En Suisse, nous avons cette chance extraordinaire. Le peuple n'est pas une masse informe, qu'il s'agit juste de séduire pour se faire élire. Non, il constitue un collège électoral. Non pas de 246 personnes, mais de cinq millions ! Il faut être citoyenne ou citoyen suisse, et avoir 18 ans ou plus.

 

Ce collège n'est pas une fiction, ni un alibi. Quatre fois par an, il est appelé à voter, non pour élire des gens (cela, c'est tous les quatre ans), mais pour se prononcer sur des questions de fond. En Suisse, le suffrage universel décide sur des thèmes. En cela, il tisse et précise, au fil des décennies, le destin de la nation.

 

C'est une chance exceptionnelle que nous avons. Notre démocratie directe ne doit être touchée que pour augmenter son pouvoir, en aucun cas pour le réduire : n'écoutons pas la complainte grisâtre, jalouse, acariâtre, de la petite clique de professeurs de droit qui voudraient remplacer l'arbitrage universel par celui de commissions de Sages, autrement dit des cléricatures, des oligarchies.

 

Citoyen suisse, je ne prétends pas que le modèle de mon pays, fruit d'une Histoire idiomatique à nulle autre comparable, doive être reporté sur les autres. C'est à chaque peuple d'Europe, en fonction du génie propre de chaque nation, de faire le chemin vers davantage de démocratie.

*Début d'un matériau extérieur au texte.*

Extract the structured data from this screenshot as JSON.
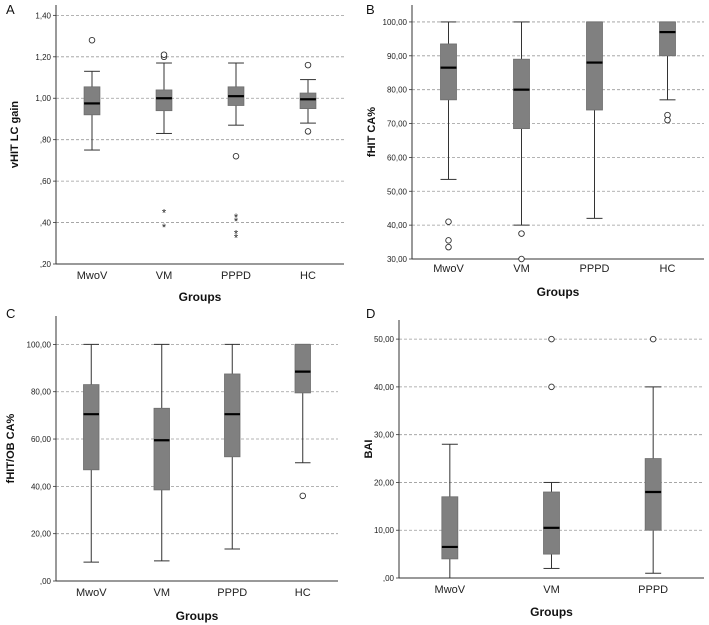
{
  "colors": {
    "box": "#808080",
    "grid": "#9a9a9a",
    "line": "#333333",
    "median": "#000000"
  },
  "chart_data": [
    {
      "panel": "A",
      "type": "box",
      "xlabel": "Groups",
      "ylabel": "vHIT LC gain",
      "ylim": [
        0.2,
        1.45
      ],
      "yticks": [
        {
          "v": 0.2,
          "label": ",20"
        },
        {
          "v": 0.4,
          "label": ",40"
        },
        {
          "v": 0.6,
          "label": ",60"
        },
        {
          "v": 0.8,
          "label": ",80"
        },
        {
          "v": 1.0,
          "label": "1,00"
        },
        {
          "v": 1.2,
          "label": "1,20"
        },
        {
          "v": 1.4,
          "label": "1,40"
        }
      ],
      "groups": [
        {
          "name": "MwoV",
          "min": 0.75,
          "q1": 0.92,
          "median": 0.975,
          "q3": 1.055,
          "max": 1.13,
          "outliers": [
            1.28
          ],
          "extremes": []
        },
        {
          "name": "VM",
          "min": 0.83,
          "q1": 0.94,
          "median": 1.0,
          "q3": 1.04,
          "max": 1.17,
          "outliers": [
            1.2,
            1.21
          ],
          "extremes": [
            0.45,
            0.38
          ]
        },
        {
          "name": "PPPD",
          "min": 0.87,
          "q1": 0.965,
          "median": 1.01,
          "q3": 1.055,
          "max": 1.17,
          "outliers": [
            0.72
          ],
          "extremes": [
            0.43,
            0.41,
            0.35,
            0.33
          ]
        },
        {
          "name": "HC",
          "min": 0.88,
          "q1": 0.95,
          "median": 0.995,
          "q3": 1.025,
          "max": 1.09,
          "outliers": [
            1.16,
            0.84
          ],
          "extremes": []
        }
      ]
    },
    {
      "panel": "B",
      "type": "box",
      "xlabel": "Groups",
      "ylabel": "fHIT CA%",
      "ylim": [
        30,
        105
      ],
      "yticks": [
        {
          "v": 30,
          "label": "30,00"
        },
        {
          "v": 40,
          "label": "40,00"
        },
        {
          "v": 50,
          "label": "50,00"
        },
        {
          "v": 60,
          "label": "60,00"
        },
        {
          "v": 70,
          "label": "70,00"
        },
        {
          "v": 80,
          "label": "80,00"
        },
        {
          "v": 90,
          "label": "90,00"
        },
        {
          "v": 100,
          "label": "100,00"
        }
      ],
      "groups": [
        {
          "name": "MwoV",
          "min": 53.5,
          "q1": 77,
          "median": 86.5,
          "q3": 93.5,
          "max": 100,
          "outliers": [
            41,
            35.5,
            33.5
          ],
          "extremes": []
        },
        {
          "name": "VM",
          "min": 40,
          "q1": 68.5,
          "median": 80,
          "q3": 89,
          "max": 100,
          "outliers": [
            37.5,
            30
          ],
          "extremes": []
        },
        {
          "name": "PPPD",
          "min": 42,
          "q1": 74,
          "median": 88,
          "q3": 100,
          "max": 100,
          "outliers": [],
          "extremes": []
        },
        {
          "name": "HC",
          "min": 77,
          "q1": 90,
          "median": 97,
          "q3": 100,
          "max": 100,
          "outliers": [
            72.5,
            71
          ],
          "extremes": []
        }
      ]
    },
    {
      "panel": "C",
      "type": "box",
      "xlabel": "Groups",
      "ylabel": "fHIT/OB CA%",
      "ylim": [
        0,
        112
      ],
      "yticks": [
        {
          "v": 0,
          "label": ",00"
        },
        {
          "v": 20,
          "label": "20,00"
        },
        {
          "v": 40,
          "label": "40,00"
        },
        {
          "v": 60,
          "label": "60,00"
        },
        {
          "v": 80,
          "label": "80,00"
        },
        {
          "v": 100,
          "label": "100,00"
        }
      ],
      "groups": [
        {
          "name": "MwoV",
          "min": 8,
          "q1": 47,
          "median": 70.5,
          "q3": 83,
          "max": 100,
          "outliers": [],
          "extremes": []
        },
        {
          "name": "VM",
          "min": 8.5,
          "q1": 38.5,
          "median": 59.5,
          "q3": 73,
          "max": 100,
          "outliers": [],
          "extremes": []
        },
        {
          "name": "PPPD",
          "min": 13.5,
          "q1": 52.5,
          "median": 70.5,
          "q3": 87.5,
          "max": 100,
          "outliers": [],
          "extremes": []
        },
        {
          "name": "HC",
          "min": 50,
          "q1": 79.5,
          "median": 88.5,
          "q3": 100,
          "max": 100,
          "outliers": [
            36
          ],
          "extremes": []
        }
      ]
    },
    {
      "panel": "D",
      "type": "box",
      "xlabel": "Groups",
      "ylabel": "BAI",
      "ylim": [
        0,
        54
      ],
      "yticks": [
        {
          "v": 0,
          "label": ",00"
        },
        {
          "v": 10,
          "label": "10,00"
        },
        {
          "v": 20,
          "label": "20,00"
        },
        {
          "v": 30,
          "label": "30,00"
        },
        {
          "v": 40,
          "label": "40,00"
        },
        {
          "v": 50,
          "label": "50,00"
        }
      ],
      "groups": [
        {
          "name": "MwoV",
          "min": 0,
          "q1": 4,
          "median": 6.5,
          "q3": 17,
          "max": 28,
          "outliers": [],
          "extremes": []
        },
        {
          "name": "VM",
          "min": 2,
          "q1": 5,
          "median": 10.5,
          "q3": 18,
          "max": 20,
          "outliers": [
            40,
            50
          ],
          "extremes": []
        },
        {
          "name": "PPPD",
          "min": 1,
          "q1": 10,
          "median": 18,
          "q3": 25,
          "max": 40,
          "outliers": [
            50
          ],
          "extremes": []
        }
      ]
    }
  ]
}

Et de se donner les moyens institutionnels d'y parvenir.

 

Mais c'est urgent. Les Français n'en peuvent plus du cirque politique parisien imposé, d'en haut, à l'ensemble du pays. Ils n'ont absolument pas digéré d'avoir, en mai 2005, été interrogés sur le Traité européen, d'avoir dit non, et qu'au final le oui fût imposé. Les Allemands veulent qu'on les écoute sur les flux migratoires. Les Italiens veulent reprendre en mains leur destin national, et notamment contrôler eux-mêmes leur immigration.

 

Oui, les peuples d'Europe se réveillent. C'est inéluctable. C'est un printemps de plusieurs années, voire plusieurs décennies. Cela passera par des hauts et des bas, des avancées, des reculs. Mais dans une vision macro-historique, celle qui tente d'apprécier les choses globalement, les peuples en ont assez que le pouvoir de décision leur soit confisqué. Alors, ils vont le conquérir. Cela ne fait que commencer.